Juliette Debruxelles

L’objet (sexuel) de notre affection (chronique)

Avoir des relations sexuelles avec un objet en excite plus d’un. Une nouveauté, l’objectosexualité? Pas tant dans sa pratique que dans son expression de l’évolution des rapports sociaux et amoureux.

Le point commun entre un pot d’échappement, un robot humanoïde, un concombre, une canette de soda ou un gant de toilette rempli de pâtes al dente? Tous permettent aux adeptes des relations sexuelles avec des objets de satisfaire leurs pulsions.

A noter: l’objectosexualité se distingue de l’objectophilie. Faut pas confondre. Dans le second cas, une dimension affective troublante conduit des humains à tomber amoureux et à s’unir avec du petit mobilier (19% des adeptes), de grandes structures: ponts, tours, murs… (33%), des engins de transport: trains, voitures, avions, bateaux (48%), des outils (19%), des appareils technologiques: radio, télé… (19%), révèle une étude de la sexologue et hypnotiseuse Amy Marsh, publiée sur son site.

Une véritable connexion émotionnelle et une intimité profonde et sincère dominent ces rapports, allant parfois jusqu’à des «mariages» devant témoins.

Une fois l’orgasme atteint, au bac le bigoudi souillé.

Exit, la complexité

Les objectosexuels, eux, se comportent la plupart du temps avec leur tuyau d’aspirateur comme des Don Juan des applications de rencontre. Pas besoin d’aimer pour consommer. Et une fois l’orgasme atteint, ghosting de l’objet honoré. Au bac, le bigoudi souillé.

Votre ado est-il objectophile parce qu’il entretient des relations privilégiées avec sa boîte de mouchoirs en papier? Non, si cela ne constitue qu’une étape vers la quête de relations charnelles réelles. Tant que les connexions avec d’autres humains prévalent, l’objet demeure un outil ayant sa place dans une vie équilibrée et non un support d’excitation unique et déviant – bien qu’inoffensif dans la plupart des cas.

Une nouveauté? Pas tant dans sa pratique que dans son expression de l’évolution (ou la régression) des rapports sociaux et amoureux entre humains. Si nos aïeux n’hésitaient pas à glisser leur zizi dans des amphores huilées ou à se remplir de légumes frais (des godemichets vieux de deux mille ans ont été découverts sur des sites archéologiques), ils n’en privilégiaient pas moins les rapports intimes faits chair.

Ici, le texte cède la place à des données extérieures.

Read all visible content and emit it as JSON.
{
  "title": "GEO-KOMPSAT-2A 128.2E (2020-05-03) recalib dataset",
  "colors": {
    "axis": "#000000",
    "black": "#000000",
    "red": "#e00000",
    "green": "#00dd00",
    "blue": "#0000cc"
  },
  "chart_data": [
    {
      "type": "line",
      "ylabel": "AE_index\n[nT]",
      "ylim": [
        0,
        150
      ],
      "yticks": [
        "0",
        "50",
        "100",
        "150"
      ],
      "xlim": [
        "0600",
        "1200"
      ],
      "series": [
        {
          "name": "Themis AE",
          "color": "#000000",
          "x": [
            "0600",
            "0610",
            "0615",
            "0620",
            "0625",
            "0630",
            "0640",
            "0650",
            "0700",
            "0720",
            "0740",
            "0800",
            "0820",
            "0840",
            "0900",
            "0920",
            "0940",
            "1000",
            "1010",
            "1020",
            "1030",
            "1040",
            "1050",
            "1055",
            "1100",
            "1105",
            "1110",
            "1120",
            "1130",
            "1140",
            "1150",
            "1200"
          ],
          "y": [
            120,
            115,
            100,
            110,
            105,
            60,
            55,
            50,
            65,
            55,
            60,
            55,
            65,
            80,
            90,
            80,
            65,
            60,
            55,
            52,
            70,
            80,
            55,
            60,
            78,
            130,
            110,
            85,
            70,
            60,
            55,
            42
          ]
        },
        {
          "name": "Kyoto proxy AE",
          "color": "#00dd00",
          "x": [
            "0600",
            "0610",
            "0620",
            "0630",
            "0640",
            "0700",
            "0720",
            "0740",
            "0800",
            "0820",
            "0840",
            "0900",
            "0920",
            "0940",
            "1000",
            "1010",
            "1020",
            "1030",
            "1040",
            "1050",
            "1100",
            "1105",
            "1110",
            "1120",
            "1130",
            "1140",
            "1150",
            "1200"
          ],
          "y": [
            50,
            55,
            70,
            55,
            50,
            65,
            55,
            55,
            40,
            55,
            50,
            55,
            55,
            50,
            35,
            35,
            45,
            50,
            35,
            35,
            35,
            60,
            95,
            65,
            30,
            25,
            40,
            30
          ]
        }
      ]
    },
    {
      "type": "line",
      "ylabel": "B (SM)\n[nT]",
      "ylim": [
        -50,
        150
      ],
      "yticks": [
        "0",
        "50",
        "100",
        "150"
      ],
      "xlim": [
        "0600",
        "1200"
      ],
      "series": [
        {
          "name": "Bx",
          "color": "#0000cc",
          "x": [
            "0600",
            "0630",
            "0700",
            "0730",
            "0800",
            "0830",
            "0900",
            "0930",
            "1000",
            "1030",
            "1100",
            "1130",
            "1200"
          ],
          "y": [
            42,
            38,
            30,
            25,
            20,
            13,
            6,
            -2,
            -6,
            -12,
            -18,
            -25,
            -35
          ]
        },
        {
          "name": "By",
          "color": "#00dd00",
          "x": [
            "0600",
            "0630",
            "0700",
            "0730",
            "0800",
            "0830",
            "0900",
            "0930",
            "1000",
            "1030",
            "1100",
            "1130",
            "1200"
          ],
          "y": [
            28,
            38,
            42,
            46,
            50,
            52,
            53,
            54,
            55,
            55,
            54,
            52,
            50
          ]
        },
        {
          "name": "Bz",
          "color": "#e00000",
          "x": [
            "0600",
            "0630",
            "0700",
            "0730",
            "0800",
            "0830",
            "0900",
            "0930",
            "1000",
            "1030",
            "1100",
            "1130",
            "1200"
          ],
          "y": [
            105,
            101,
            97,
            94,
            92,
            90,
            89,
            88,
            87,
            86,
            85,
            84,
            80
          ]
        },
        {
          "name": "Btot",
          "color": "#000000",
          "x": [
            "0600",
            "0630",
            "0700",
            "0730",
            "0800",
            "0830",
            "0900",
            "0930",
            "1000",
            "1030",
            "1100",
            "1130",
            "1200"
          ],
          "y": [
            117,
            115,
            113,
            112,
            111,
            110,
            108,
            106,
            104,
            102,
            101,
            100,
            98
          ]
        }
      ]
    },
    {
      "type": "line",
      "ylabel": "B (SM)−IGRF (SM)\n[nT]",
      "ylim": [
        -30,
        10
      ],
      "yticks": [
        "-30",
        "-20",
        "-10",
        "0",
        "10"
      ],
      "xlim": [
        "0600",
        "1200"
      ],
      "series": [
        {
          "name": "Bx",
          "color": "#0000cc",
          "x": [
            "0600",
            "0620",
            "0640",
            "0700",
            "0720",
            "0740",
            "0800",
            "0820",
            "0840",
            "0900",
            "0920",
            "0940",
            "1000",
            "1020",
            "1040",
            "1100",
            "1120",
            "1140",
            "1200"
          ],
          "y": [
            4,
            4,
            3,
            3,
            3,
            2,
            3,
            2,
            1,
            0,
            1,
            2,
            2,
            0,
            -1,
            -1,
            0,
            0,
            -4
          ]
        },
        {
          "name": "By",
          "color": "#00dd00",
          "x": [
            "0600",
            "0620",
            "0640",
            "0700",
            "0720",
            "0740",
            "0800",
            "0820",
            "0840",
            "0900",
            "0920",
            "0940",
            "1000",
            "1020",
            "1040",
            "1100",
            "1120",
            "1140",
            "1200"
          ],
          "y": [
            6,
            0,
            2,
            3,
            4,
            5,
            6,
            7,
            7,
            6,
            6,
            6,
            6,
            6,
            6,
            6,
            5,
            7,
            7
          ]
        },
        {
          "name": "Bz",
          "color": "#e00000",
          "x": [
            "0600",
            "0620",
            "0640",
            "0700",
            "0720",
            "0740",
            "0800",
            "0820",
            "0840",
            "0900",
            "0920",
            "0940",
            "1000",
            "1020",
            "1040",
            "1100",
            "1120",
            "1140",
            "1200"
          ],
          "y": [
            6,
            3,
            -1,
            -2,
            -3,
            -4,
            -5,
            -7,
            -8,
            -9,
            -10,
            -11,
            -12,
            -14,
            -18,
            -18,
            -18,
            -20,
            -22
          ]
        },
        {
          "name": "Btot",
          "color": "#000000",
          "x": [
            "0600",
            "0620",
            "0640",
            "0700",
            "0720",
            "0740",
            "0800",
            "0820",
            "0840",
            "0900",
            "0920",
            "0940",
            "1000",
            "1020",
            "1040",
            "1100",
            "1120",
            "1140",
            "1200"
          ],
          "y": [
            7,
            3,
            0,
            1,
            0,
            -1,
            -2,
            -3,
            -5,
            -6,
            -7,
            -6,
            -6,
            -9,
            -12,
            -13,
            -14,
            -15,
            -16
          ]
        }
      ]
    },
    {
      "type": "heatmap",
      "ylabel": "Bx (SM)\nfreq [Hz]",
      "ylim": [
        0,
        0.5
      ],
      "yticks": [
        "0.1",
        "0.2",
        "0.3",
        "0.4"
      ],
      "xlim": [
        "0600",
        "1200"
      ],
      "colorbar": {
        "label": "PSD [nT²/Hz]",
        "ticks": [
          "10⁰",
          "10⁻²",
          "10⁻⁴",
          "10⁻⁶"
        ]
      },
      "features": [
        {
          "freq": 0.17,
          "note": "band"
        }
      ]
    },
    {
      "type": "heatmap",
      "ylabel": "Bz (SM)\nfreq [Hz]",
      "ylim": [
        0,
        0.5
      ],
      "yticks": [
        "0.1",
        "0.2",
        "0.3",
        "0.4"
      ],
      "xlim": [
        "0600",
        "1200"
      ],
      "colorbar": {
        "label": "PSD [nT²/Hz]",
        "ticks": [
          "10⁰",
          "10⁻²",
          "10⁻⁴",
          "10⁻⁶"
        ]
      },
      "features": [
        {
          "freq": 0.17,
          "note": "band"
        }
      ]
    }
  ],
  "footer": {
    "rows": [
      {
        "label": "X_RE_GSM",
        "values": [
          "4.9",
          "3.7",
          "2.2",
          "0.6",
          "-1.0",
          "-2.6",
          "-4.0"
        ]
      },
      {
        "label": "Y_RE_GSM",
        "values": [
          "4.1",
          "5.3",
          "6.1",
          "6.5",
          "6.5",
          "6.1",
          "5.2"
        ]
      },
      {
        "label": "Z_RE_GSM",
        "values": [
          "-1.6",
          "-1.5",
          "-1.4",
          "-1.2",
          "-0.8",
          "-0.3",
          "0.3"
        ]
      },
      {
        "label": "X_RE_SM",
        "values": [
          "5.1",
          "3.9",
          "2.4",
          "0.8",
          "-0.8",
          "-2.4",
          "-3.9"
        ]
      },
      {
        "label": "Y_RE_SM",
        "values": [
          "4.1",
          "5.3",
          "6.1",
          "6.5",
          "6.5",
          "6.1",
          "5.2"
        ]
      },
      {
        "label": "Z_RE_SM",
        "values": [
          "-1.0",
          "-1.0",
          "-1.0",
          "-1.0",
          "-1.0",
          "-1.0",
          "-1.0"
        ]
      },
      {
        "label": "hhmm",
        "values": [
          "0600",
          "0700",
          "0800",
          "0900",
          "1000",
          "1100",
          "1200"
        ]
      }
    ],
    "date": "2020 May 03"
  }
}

L’objectosexuel, lui, délaisse la complexité des rencontres réelles et l’incertitude d’aboutir à un coït au profit d’un fourrage garanti et sans engagement. Pas d’odeurs non choisies, pas de poils étrangers à avaler, pas de conversations à tenir, pas de cocktails hors de prix à offrir… Facile.

Et les robots sexuels?

Un cran au-dessus dans l’objectosexualité, et à la frontière avec l’objectophilie, vient la relation sexuelle avec des robots. Version ultradéveloppée de la poupée gonflable d’antan, les robots sexuels seraient capables de procurer des orgasmes sur mesure, configurés et personnalisés selon les fantasmes et l’anatomie de leurs utilisateurs et utilisatrices.

Là pointe la dérive. Parce qu’autant il est compliqué de s’amouracher de son rouleau à pâtisserie (si bon amant soit-il), autant un ersatz de Ken peut faire vaciller les (bons) sens. Certains tueraient si on leur enlevait leur console de jeux. Imaginez qu’en plus de toutes ses qualités, elle offre une jouissance extrême sur commande… Bonne chance au partenaire humain pour rivaliser – reproche d’ailleurs déjà adressé aux sextoys sophistiqués.

Lorsque des objets-robots-identifiés sauront conjuguer apparence humaine sublimée, prouesses sexuelles insensées et conversations adaptées suscitant l’attachement, l’amour humain susceptible de blesser le cœur, l’âme et le corps sera-t-il sujet à l’obsolescence programmée?

Juliette Debruxelles est éditorialiste et raconteuse d’histoires du temps présent.